Le squadre: valori e gerarchie
L’Inghilterra arriva da favorita assoluta: quarta nel ranking FIFA, qualificazione chiusa al 100% senza subire gol, un capitano in stato di grazia. Subito dietro, la Croazia di Modric, undicesima nel ranking e finalista del 2018, vuole replicare l’impresa. Il Ghana, 73° al mondo, è l’incognita più intrigante: una generazione nuova guidata da Semenyo e Kudus può fare male a chiunque. Panama chiude la griglia: solido, organizzato, ma fragile contro le big.
La favorita: perché parte davanti
L’Inghilterra non era mai arrivata a un Mondiale in condizioni migliori. Negli ultimi otto anni ha raggiunto una semifinale iridata, due finali europee e ha completato il girone di qualificazione senza concedere nemmeno una rete. Tuchel guida un gruppo profondo, soprattutto in attacco, dove la sovrabbondanza di trequartisti è il vero lusso tecnico. Davanti, Harry Kane sta riscrivendo i record di Bundesliga con il Bayern Monaco e si candida per il Pallone d’Oro. Il vero rischio? L’eterna domanda inglese: trasformare il potenziale in trofeo, dopo sessant’anni di attese.
L’outsider: chi può sorprendere
Il Ghana è la squadra capace di rompere gli equilibri. Le Black Stars hanno chiuso al primo posto un girone di qualificazione che comprendeva Mali e Madagascar, perdendo una sola partita. La rosa unisce esperienza (Jordan Ayew, Thomas Partey) e talento esplosivo: Mohamed Kudus, Kamaldeen Sulemana e soprattutto Antoine Semenyo, esploso dopo il trasferimento al Manchester City a gennaio. In panchina c’è Carlos Queiroz, alla sua nona avventura internazionale, specialista nello sgambettare le grandi.
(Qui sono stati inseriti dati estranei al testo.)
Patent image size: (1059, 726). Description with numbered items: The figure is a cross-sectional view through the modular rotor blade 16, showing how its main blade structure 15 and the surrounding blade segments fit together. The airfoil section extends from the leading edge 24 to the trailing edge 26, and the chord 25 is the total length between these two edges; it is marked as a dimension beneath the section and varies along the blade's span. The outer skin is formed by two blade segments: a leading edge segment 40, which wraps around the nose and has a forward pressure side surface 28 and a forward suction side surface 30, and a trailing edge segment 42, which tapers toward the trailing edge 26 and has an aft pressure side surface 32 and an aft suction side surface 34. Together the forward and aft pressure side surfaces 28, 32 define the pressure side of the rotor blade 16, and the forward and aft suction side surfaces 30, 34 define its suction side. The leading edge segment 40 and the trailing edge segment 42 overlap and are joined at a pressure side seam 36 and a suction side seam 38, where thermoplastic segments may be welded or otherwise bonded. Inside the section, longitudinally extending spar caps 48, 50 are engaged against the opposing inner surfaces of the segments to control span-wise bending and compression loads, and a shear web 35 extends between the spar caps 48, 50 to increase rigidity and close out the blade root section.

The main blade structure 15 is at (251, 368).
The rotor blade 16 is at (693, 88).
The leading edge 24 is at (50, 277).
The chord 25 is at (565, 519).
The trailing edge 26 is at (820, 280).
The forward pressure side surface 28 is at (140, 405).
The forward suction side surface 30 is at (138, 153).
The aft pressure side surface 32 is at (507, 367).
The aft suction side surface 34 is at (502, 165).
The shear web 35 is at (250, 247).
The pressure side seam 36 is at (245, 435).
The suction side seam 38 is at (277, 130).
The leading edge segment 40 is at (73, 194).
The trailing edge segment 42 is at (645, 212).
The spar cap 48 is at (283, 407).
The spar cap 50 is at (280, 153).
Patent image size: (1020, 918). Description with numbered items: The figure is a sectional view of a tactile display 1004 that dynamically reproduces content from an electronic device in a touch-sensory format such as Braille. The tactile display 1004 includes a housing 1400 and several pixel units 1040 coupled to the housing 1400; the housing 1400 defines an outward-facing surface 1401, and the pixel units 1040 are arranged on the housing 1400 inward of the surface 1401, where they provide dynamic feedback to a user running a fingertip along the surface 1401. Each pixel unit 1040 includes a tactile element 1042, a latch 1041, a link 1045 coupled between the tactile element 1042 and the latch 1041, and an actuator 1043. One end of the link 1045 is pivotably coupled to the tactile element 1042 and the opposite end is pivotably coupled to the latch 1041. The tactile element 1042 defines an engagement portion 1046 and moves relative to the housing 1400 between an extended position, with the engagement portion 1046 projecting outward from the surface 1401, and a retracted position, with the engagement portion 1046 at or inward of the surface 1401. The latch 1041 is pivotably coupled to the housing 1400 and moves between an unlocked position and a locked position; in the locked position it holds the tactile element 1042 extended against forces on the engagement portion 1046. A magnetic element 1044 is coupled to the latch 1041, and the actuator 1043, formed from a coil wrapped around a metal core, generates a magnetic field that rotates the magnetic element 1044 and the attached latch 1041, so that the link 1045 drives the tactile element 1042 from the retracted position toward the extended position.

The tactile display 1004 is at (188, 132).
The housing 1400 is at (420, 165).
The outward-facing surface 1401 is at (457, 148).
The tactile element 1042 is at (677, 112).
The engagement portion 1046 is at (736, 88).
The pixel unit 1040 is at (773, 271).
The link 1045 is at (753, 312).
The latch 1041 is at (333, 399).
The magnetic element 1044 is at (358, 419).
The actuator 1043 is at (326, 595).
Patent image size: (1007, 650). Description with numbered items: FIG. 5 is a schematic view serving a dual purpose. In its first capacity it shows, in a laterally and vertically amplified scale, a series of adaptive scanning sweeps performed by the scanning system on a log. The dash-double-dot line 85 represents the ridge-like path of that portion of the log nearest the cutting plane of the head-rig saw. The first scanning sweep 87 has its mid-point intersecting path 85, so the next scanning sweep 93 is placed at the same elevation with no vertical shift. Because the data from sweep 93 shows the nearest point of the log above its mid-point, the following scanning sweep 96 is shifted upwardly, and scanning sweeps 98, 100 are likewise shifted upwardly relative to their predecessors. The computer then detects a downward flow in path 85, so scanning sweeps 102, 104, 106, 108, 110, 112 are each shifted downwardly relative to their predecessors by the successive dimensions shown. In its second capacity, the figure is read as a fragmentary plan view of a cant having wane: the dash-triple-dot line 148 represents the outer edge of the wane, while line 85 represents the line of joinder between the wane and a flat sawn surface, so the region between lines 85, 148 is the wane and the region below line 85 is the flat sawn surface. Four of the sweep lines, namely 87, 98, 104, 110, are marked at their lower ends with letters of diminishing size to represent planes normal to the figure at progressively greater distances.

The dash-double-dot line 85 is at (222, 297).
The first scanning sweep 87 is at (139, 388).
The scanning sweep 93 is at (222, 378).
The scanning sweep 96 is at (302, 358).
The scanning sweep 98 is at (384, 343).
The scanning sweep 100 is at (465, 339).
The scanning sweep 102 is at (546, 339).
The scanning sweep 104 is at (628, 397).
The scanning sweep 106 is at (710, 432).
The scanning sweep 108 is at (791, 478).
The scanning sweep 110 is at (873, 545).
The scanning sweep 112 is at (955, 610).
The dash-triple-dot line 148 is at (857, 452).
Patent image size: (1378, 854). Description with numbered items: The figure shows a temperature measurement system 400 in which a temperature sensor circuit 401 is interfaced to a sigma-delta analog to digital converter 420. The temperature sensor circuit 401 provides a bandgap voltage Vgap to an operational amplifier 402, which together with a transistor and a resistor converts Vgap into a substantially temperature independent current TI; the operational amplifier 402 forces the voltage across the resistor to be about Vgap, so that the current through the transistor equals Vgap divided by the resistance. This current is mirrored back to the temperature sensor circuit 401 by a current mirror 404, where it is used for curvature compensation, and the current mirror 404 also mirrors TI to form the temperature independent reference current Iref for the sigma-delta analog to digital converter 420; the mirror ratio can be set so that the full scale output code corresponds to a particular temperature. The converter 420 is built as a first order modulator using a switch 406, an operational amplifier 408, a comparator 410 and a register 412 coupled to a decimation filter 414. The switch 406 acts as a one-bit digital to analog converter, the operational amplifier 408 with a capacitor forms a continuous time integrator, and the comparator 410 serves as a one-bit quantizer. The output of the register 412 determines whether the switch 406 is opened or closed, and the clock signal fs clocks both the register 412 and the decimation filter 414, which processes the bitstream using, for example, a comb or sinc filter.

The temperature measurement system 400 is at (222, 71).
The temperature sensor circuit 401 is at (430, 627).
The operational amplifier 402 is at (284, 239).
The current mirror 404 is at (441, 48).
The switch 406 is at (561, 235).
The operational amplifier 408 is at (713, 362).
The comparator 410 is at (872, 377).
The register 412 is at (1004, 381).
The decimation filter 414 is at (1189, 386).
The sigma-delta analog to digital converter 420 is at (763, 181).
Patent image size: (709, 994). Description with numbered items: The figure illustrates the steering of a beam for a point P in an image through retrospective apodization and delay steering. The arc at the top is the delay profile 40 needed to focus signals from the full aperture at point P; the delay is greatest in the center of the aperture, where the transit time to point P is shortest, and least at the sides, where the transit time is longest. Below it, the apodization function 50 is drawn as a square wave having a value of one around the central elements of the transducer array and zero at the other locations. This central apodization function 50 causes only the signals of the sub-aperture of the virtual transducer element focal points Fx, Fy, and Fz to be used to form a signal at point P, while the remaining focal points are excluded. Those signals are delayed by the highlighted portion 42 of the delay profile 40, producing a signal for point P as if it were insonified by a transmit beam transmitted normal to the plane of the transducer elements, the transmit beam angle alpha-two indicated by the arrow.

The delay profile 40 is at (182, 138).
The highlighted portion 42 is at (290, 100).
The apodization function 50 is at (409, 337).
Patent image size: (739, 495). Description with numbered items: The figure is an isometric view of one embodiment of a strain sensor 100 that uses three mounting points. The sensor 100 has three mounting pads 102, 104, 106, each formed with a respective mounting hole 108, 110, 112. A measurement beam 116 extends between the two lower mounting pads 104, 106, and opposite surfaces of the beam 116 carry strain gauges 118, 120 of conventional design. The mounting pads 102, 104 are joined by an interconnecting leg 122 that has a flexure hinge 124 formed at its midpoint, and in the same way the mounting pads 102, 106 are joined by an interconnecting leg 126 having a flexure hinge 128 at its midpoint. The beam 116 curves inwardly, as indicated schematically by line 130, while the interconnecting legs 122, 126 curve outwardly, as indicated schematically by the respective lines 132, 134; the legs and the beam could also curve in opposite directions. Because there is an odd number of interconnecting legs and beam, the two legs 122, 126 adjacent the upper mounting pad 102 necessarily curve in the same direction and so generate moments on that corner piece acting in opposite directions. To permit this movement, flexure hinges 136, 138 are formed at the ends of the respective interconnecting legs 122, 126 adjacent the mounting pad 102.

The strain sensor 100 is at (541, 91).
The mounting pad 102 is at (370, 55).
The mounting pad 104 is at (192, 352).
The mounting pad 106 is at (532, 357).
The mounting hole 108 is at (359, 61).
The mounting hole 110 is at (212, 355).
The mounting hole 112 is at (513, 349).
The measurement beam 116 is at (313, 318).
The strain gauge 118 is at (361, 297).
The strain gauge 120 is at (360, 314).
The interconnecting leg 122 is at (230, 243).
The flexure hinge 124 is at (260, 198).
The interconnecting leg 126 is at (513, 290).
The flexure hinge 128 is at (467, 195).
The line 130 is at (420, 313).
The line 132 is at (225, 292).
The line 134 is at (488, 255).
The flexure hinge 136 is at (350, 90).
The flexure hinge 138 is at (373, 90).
Chi rischia di restare fuori
Panama torna al Mondiale per la seconda volta nella sua storia, e ritrova proprio l’Inghilterra come in Russia 2018, quando incassò un sonoro 6-1. Il quadro tecnico è cambiato in meglio: 33° posizione nel ranking, qualificazione conquistata senza sconfitte nella terza fase CONCACAF. Ma il salto contro Inghilterra e Croazia resta enorme. Il leader difensivo Amir Murillo (90 presenze, oggi al Beşiktaş) garantisce esperienza, e il CT Thomas Christiansen è ormai il tecnico più presente nella storia panamense. Non saranno facili da affrontare, ma il pronostico li vede ultimi.
Partite decisive
Tre i match destinati a decidere il girone. Il primo è l’opener Inghilterra-Croazia, sfida da prima posizione che orienterà subito le gerarchie. Il secondo è Ghana-Croazia: per gli africani sarà l’occasione di mettere in difficoltà la formazione di Dalić, eventualmente già appagata da un buon esordio. Il terzo è Inghilterra-Ghana: i Three Lions non possono permettersi distrazioni contro una squadra capace di trasformare ogni transizione in pericolo.
Pronostico finale
Il pronostico di consenso vede l’Inghilterra prima e la Croazia seconda. Ma attenzione: i 40 anni di Modric pesano come un peso piuma quando ha la palla tra i piedi, e Dalić sta costruendo un mix riuscito tra veterani e nuova leva, soprattutto a centrocampo dove diversi croati sono stati protagonisti in Serie A. La sorpresa più concreta è il Ghana: se Semenyo confermerà la forma di club, le Black Stars possono insidiare la qualificazione croata. Panama resta il fanalino, ma con la dignità di chi non vuole più subire.